Le président Ndayishimiye a été critiqué pour le langage qu'il a utilisé contre les Banyamulenge

Le président Ndayishimiye a déclaré que le peuple Banyamulenge n'était pas une tribu basée sur le fait qu'il n'avait pas de chef traditionnel.


                    Evariste Ndayishimiye

 

Il a dit: "Je suis comme le Congo et je rigole, pourquoi avant 1996 la communauté Banyamulenge n'a jamais été mentionnée et n'a jamais existé, car ils vivaient bien sans aucun problème".« Parce qu'ils ont dit qu'ils parlent rwandais, et qu'il y a aussi une communauté burundaise qui parle Kirundi, qu'ils n'ont pas de problèmes ? Pourquoi avant 1996 le Congo n'a-t-on pas entendu parler de ces problèmes que sont les naka et les peuples naka."

Fidele "JosNeh" Sebahizi, qui a partagé la vidéo du président Ndayishimiye, a déclaré qu'il ne savait peut-être pas ou qu'il ignorait délibérément que la discrimination contre le peuple Banyamulenge a commencé en 1933 lorsque leur chef traditionnel a été expulsé par les Belges pour avoir voulu gouverner.

Il a déclaré : « Le président [je suis content] ne connaît pas l'histoire des Banyamulenge. Je considère cette déclaration comme une très mauvaise déclaration et je demande au président de corriger cette erreur dès que possible. C'est une grosse erreur."
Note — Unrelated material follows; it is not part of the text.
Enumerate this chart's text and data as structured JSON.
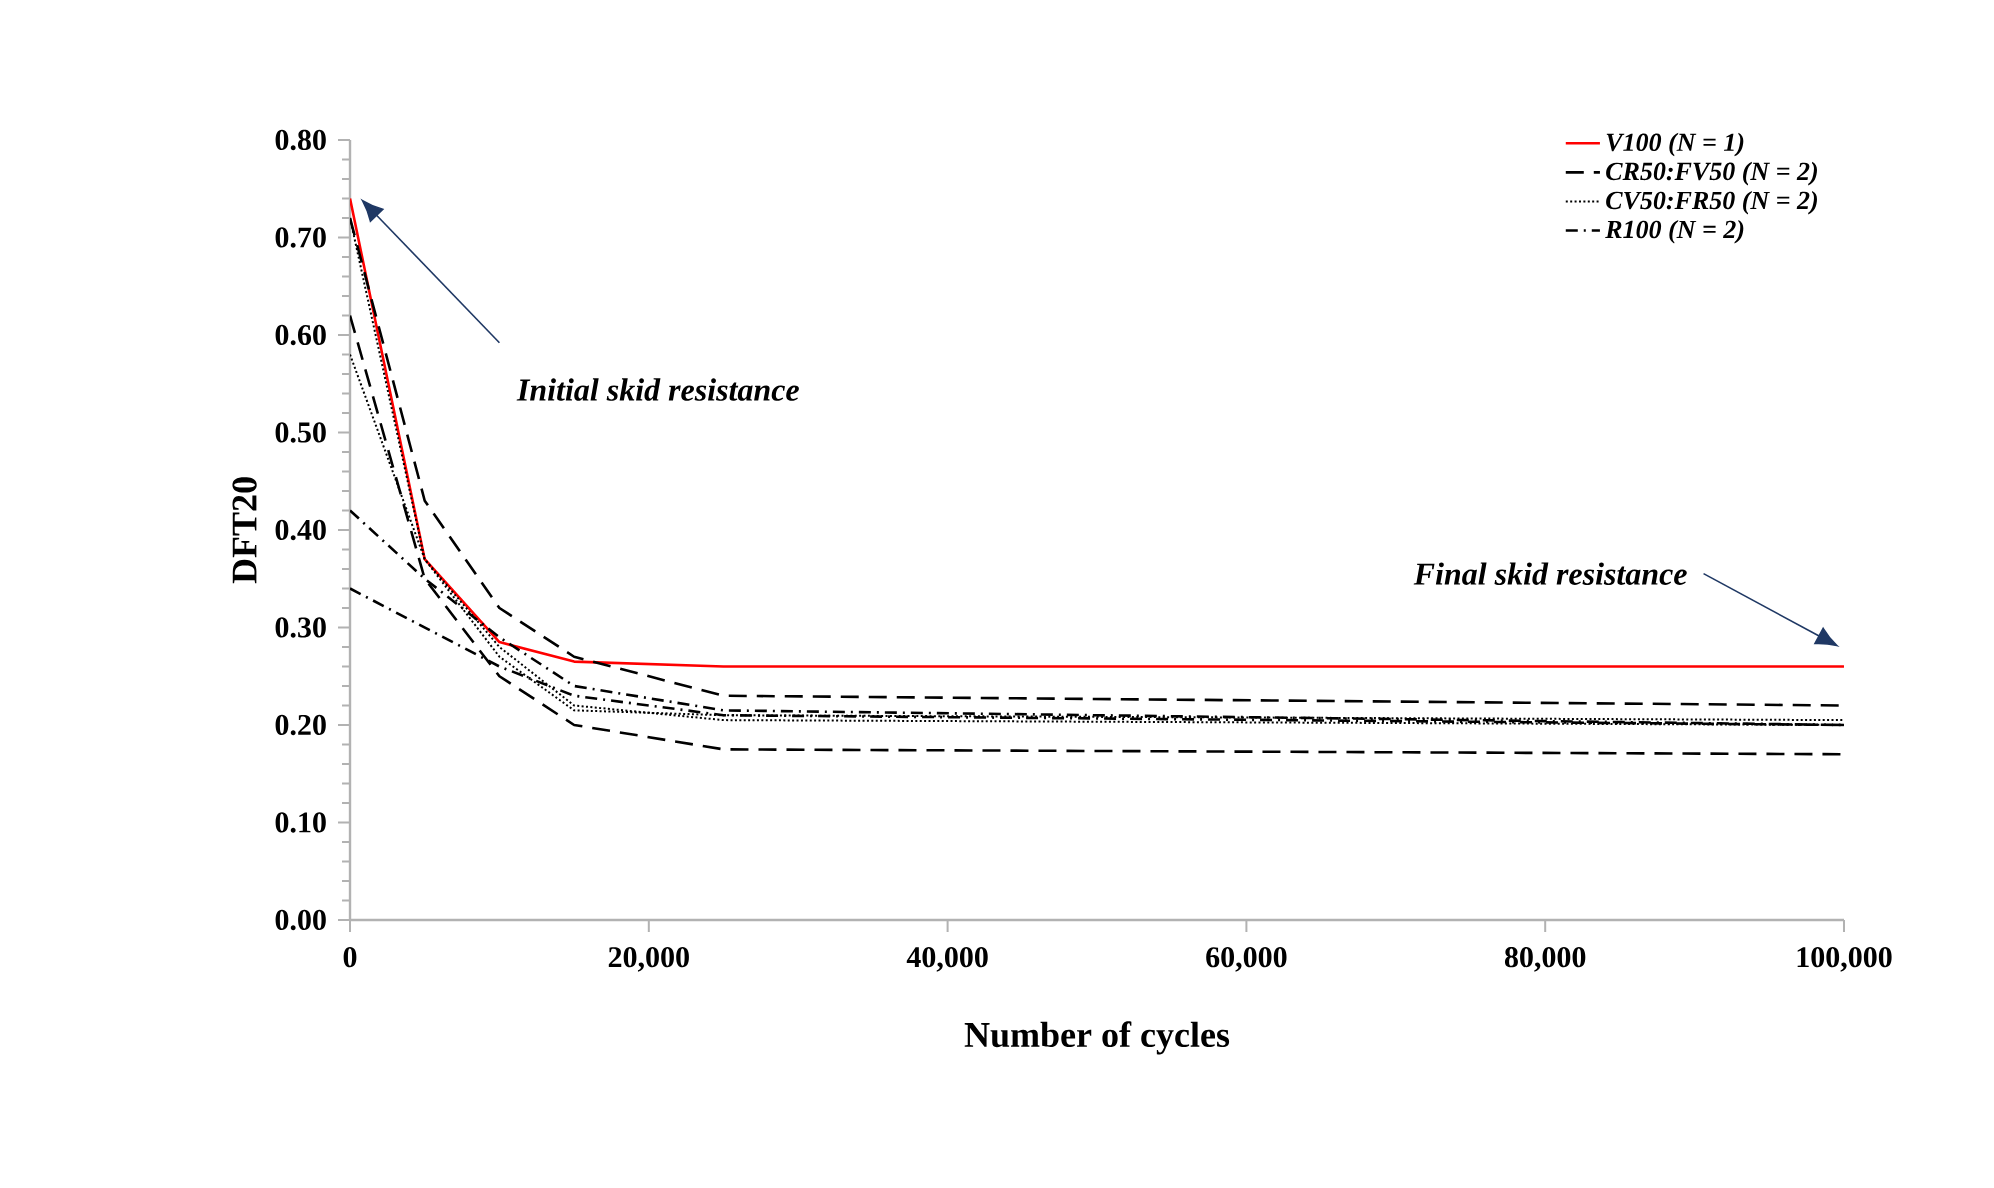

Parmi ceux qui ont commenté, quelqu'un a dit : « Juste parce que cet homme dit ces mots et nous savons avec certitude qu'il a levé l'armée pour attaquer Twirwaneho (une organisation paramilitaire d’ auto-defense compose par des jeunes Banyamulenges) et que l'État congolais a rencontré l'idéologie anti-tutsi parmi le peuple, ces choses sont graves.

Mais beaucoup d'entre nous ne le voient pas, c'est très triste. L'un des analystes a déclaré au Blog Les Voix du Sud que Ndayishimiye a examiné le niveau de conflit qui existait avant 1996, où il a été constaté que les gens étaient ceux qui avaient des problèmes à se battre pour la terre et le pouvoir. Ce fut un conflit féroce qui dura un certain temps.

En 1996, on sait que le problème des Banyamulenges s'est considérablement aggravé, ce qui est l'une des raisons de la guerre AFDL de Laurent-Désiré Kabila, qui comprenait des membres de la communauté  Banyamulenge tels que Azarias Luberwa, Masasu, Deogratias Bugera.

A cette époque, ce n'était plus un conflit local mais un problème national. A Kinshasa, il y a eu un discours de haine contre les locuteurs du kinyarwanda, le gouverneur du Sud-Kivu, a ordonné que les Banyamulenges rentrent au Rwanda dans  24 heures.

Par contre, dans le Masisi et le Rutshuru, Kalehe était un fief, les soi-disant Ngirima pourchassaient tous les locuteurs du kinyarwanda. C'est cette guerre qui a mis le nom et le problème de Mulenge sur la table.

Il y en a d'autres qui disent que depuis les années de colonialisme, les Banyamulenges ont été privés de leurs droits à leur pays, y compris le droit de vivre. Les tueries pures et simples ont commencé en 1964 pendant la guerre de Mulele.

Après une interruption de plusieurs années, ce massacre s'est poursuivi en 1996, 1997 et 1998. A partir d'avril 2017, ce massacre a franchi une nouvelle étape où les groupes armés ont commencé à tuer des gens, à incendier des maisons, à voler du bétail et à tuer ceux qui ne parvenaient pas à tuer.